Wednesday, August 29, 2012

Up the island

 
Walked up Broadway from Union Square to Lincoln Center with 
 
my friend R today, a beautiful day. He was embarrassed when I took 
 
pictures - "you look like a tourist!" - to which I happily pleaded 
 
guilty, at least until we got to the environs of Times Square!

Tuesday, August 28, 2012

Window shopping

First day of "Lived Religion in a Secular Age"! After syllabus preliminaries, I took the class on a walk around our neighborhood to try to unsettle their sense of religion. First stop, the church of Francis Xavier, vast and newly renovated Roman-style pile - and home to the city's most visible gay-friendly Catholic congregation, whose brilliant Pride Parade archbishop-bypass is a splendid example of lived religion. Next stop, the Limelight Markeplace, three-story mini-mall of fashion and accessories in a landmarked ex-Episcopal church - before it became a shopping center, it was site of the city's most famous nightclubs, Avalon and Limelight. Time was running short so I could only point to the Salvation Army headquarters' deliberately non-religious civic architecture, the portico of what was home to the Village Presbyterian Church and a Reformed Jewish congregation, and we ended at the Second Cemetery of the Spanish-Portuguese Synagogue across the street from school ... without having time even to glimpse the Tiles for America, last survivors of the city's explosion of 9/11 memorialization. Oh well, it was a start.

Monday, August 27, 2012

Bright lights

This picture doesn't quite capture it, but the under-construction new World Trade Center shimmers at night when seen from 12th and Sixth.

Sunday, August 26, 2012

Foodie Brooklyn

When I moved to New York in 2002, my friends J & A took it as the occasion to start a tradition of Sunday dinners, something A remembered from her childhood. In the intervening years we've had scores of wonderful meals at their flat on West 90th Street with visitors from near and far. It anchored my week, too. But J & A are in Minneapolis now (where I got to help assemble Sunday Dinner, Minneapolis #2 two weeks ago), and Sunday Dinner here in New York has become my responsibility. We started small but tasty today, just three.
Working with ingredients from the Brooklyn Farmers Market and the Manhattan Fruit Exchange, I served vichyssoise with a hint of nutmeg (and chicken stock from new housemate V), followed by a caramelized shallot-fresh corn-cheddar-herb-grape tomato quiche, and a salad of lentils, kale chiffonade, mint, oranges and goat cheese in an orange zest-coriander seed vinaigrette - all accompanied by a summery rosé. Then co-conspirator M provided sorbets for dessert, which went nicely with some inky pu erh tea I'd picked up in Kunming. A good start!

Saturday, August 25, 2012

Fresh face

I'm having a Lived Religion moment over a story in yesterday's Times. A woman in her eighties, concerned that her favorite representation of Jesus, a 19th century fresco in her local church, was being destroyed by water damage, restored it. The result doesn't look much like the original, it's true. But the original surely didn't look much like Jesus. The Times reports that the blogosphere has been having a field-day with the supposedly simian character of Cecilia Giménez' work - and I'm sure the Times article will inspire more. I'd like to know how Giménez and her community feel about her work. Apparently she did it with priestly approval and in broad daylight; the "disfiguring" was discovered only when the heirs of the painter of the fresco came by to have it restored. Who exactly has a problem here, and is it a religious problem?

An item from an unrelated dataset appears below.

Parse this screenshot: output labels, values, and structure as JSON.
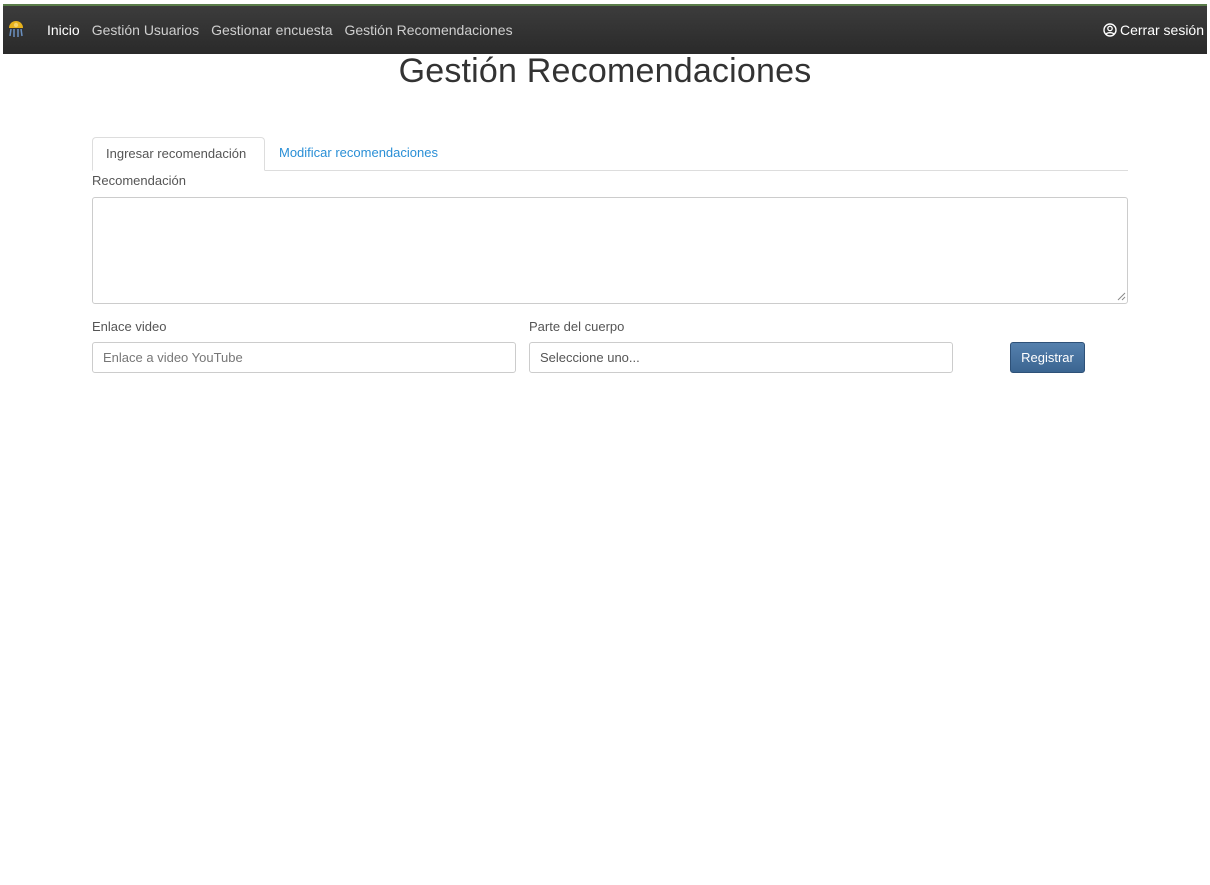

Actually, I think I might use this in class. In their celebration of the religious resourcefulness of ordinary people, my "Lived Religion in New York" students moved too quickly to disdain specialist knowledges in religion, the ordinary person being assumed to be competent both to define and to find ways to meet her own needs. Since then I've been thinking about presenting religious specialists as sustained by ordinary people who need their special gifts and skills (who can then, and only then, shape these needs). Giménez may be unapologetic about her faithful attempt to render the face of her Lord, but also prefer the work of a trained artist... (Word is she's bedridden with anxiety over the ruckus she's caused.)

On the other hand, wouldn't it be cool if someone experienced a miracle cure in front of the new "Ecce Homo"?!

Friday, August 24, 2012

Go New School!

The new year is upon us, starting with a new cohort of incoming students. I met my Lang advisees one on one yesterday, and I spent the afternoon today with a group of first years from across the University's divisions in a joint academic exercise called Experience+Meaning, tapping the vitality of nearby parks to spark discussion and new ideas about public space. We had great exchanges, and came up with some nifty ideas for conveying our appreciation of the performative and interactive nature of private enjoyment of public spaces. It was fun to model the interdisciplinary conversation and the movement from theory to practice, from experience to product, which define this place.
 
Then I got some r&r at an orientation jam of the Jazz program. A faculty trumpeter was soaring as I came in, but I took this picture during the pause when he took a breather, and asked if anyone else in the room wanted to play. "Joe, Joe, Joe!" chanted some students, and a nerdy-looking white guy in the blue t-shirt of the orientation leaders picked up his guitar. They still needed a drummer, and found one, too, another orientation guide. Joe started haltingly playing solo and then, before one quite knew it, drums and base had joined, then the piano, and it was a combo, an ensemble, one riffing off the next, the music getting groovier and lovelier by the minute! I love this place, I thought.

Thursday, August 23, 2012

Floating up from the past

Where the lamented Thé Adoré used to be, what seem to be very old shop signs have reappeared - a printer, and a children's barber. Or are they the first signs of what will next inhabit the little house on 13th?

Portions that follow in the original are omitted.